- Episode no.: Season 6 Episode 5
- Directed by: Michael E. Satrazemis
- Written by: Ashley Cardiff
- Original air date: November 8, 2020
- Running time: 48 minutes

Guest appearances
- Craig Nigh as Hill; Devyn Tyler as Nora;

Episode chronology
| ← Previous "The Key" | Next → "Bury Her Next to Jasper's Leg" |
- Fear the Walking Dead (season 6)

= Honey (Fear the Walking Dead) =

"Honey" is the fifth episode of the sixth season of the post-apocalyptic horror television series Fear the Walking Dead, which aired on AMC on November 8, 2020, in the United States.

== Plot ==
Dwight and Sherry spend the night together. A radio call from Hill interrupts them, requesting that Dwight and Al return.
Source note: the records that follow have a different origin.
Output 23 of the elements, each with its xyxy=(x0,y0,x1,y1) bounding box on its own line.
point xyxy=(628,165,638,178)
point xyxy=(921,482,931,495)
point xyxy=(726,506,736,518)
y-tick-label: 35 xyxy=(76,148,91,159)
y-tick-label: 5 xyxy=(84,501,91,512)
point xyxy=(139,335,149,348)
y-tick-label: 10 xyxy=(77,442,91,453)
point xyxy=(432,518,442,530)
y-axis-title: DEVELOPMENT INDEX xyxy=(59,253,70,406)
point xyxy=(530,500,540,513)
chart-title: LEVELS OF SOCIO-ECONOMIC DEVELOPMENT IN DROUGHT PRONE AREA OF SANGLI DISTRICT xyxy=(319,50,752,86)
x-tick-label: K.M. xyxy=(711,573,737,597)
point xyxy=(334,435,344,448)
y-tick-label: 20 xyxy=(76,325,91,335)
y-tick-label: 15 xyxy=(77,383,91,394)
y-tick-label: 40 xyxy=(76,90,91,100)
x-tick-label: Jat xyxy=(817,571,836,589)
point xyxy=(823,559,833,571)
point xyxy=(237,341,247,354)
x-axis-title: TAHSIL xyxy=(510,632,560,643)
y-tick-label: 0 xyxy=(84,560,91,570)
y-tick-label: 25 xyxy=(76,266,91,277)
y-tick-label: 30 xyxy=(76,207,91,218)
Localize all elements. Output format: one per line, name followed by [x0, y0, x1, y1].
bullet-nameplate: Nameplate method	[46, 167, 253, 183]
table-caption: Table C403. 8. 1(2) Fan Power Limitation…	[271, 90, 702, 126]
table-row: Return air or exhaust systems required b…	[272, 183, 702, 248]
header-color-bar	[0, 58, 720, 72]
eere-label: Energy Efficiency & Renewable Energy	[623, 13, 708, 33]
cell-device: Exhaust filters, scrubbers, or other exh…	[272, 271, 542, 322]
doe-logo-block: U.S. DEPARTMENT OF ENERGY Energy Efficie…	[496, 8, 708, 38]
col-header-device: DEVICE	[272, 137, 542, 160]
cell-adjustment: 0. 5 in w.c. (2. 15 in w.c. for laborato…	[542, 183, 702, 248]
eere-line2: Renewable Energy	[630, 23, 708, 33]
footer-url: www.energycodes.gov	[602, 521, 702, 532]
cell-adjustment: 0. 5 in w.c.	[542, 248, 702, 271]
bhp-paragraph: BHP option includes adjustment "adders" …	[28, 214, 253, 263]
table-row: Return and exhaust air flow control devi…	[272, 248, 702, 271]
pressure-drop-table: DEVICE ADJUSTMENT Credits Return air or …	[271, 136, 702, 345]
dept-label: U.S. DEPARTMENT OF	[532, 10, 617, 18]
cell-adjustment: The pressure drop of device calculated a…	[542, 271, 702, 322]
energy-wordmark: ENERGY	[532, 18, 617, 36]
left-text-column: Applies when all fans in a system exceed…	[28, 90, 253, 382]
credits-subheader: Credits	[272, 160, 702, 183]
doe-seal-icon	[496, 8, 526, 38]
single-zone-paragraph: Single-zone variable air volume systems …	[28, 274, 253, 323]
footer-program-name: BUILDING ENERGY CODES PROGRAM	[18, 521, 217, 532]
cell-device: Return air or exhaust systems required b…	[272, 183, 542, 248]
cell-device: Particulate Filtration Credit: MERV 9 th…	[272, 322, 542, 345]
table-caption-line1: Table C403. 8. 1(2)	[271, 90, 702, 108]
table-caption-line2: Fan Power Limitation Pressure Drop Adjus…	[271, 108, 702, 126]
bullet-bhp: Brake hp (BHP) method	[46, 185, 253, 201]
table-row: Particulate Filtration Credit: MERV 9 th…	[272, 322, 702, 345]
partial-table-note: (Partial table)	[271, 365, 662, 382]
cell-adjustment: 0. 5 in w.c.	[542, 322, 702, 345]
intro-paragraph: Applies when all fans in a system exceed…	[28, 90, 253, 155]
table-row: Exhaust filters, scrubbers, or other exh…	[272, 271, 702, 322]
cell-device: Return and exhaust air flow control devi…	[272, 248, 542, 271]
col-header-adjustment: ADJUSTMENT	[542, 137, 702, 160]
Sherry gets up. Shortly after, Dwight hears strange noises and investigates. As he approaches a window, a masked individual appears behind the glass. Startled, Dwight flees, but another masked person intercepts and captures him.

In a skatepark, Dwight’s blindfold is removed. Multiple masked people emerge, holding Dwight at gunpoint. Sherry appears; she apologises and explains to Dwight that she is part of the masked group, which is composed of Virginia’s outcasts who are now trying to take Virginia down. Ozzie, a member, threatens to kill Al if he doesn’t tell them Virginia’s whereabouts. Dwight honestly says he doesn’t know. Rollie appears and vouches for him. The group frees Dwight and Al, and discloses that their current objective is to shoot down the SWAT truck. Al advises them to steal the truck instead. The assault on the truck succeeds with the unexpected help of Morgan.

The group reconvenes at the skatepark, and Morgan tells them of a new place to settle. Sherry explains that her group plans on killing Virginia. Conscious of the casualties to come, Morgan declines to participate. Dwight is hesitant, but Sherry convinces him to join. The next day, after failing to extract information from a captured Pioneer, Sherry convinces Dwight to report back in an attempt to lure Virginia out. Dwight radio-calls Hill, successfully requesting an intervention. To protect Dwight, Sherry locks him up alongside Morgan and Al, who have tried to sabotage their plans. The masked group prepare their assault.

At night, Morgan convinces Dwight that attacking now is not a good idea. Dwight frees himself while the Pioneers arrive. He gets to Sherry and talks her into calling the assault off. As the Pioneers leave, Sherry angrily blows up at Dwight, asking him to go. Dwight takes off with Al and Morgan.

En route to their new settlement, they collect the survivors from the city tower. Morgan tells everyone that the place they are heading for will require "a lot of work." Dwight leaves a clue to his destination for Sherry before setting off.

== Reception ==
David S.E. Zapanta from Den of Geek! rated the episode 3 out of 5, and wrote: "I wish I could say 'Honey' is as satisfying as the episodes that came before it, especially given the pedigreed talent behind the camera. Michael E. Satrazemis directed season 4's 'Laura' and 'Close Your Eyes' — which are among the show’s best. [...] Perhaps it all boils down to the Walking Dead universe itself being incapable of sustaining positive, long-lasting change, leaving viewers with a nagging sense of been there, done that." Paul Daily writing for TV Fanatic rated it 4.5 out of 5, writing: "The biggest compliment I can give 'Honey' is how well the simmering tension between different factions reached the boiling point." Emily Hannemann of TV Insider called it "Another good installment in a half-season where each episode has been extremely watchable. Whatever changes Fear made behind the scenes, at least thus far, it appears they’re working."

=== Ratings ===
The episode was seen by 1.24 million viewers in the United States on its original air date, below the previous episodes.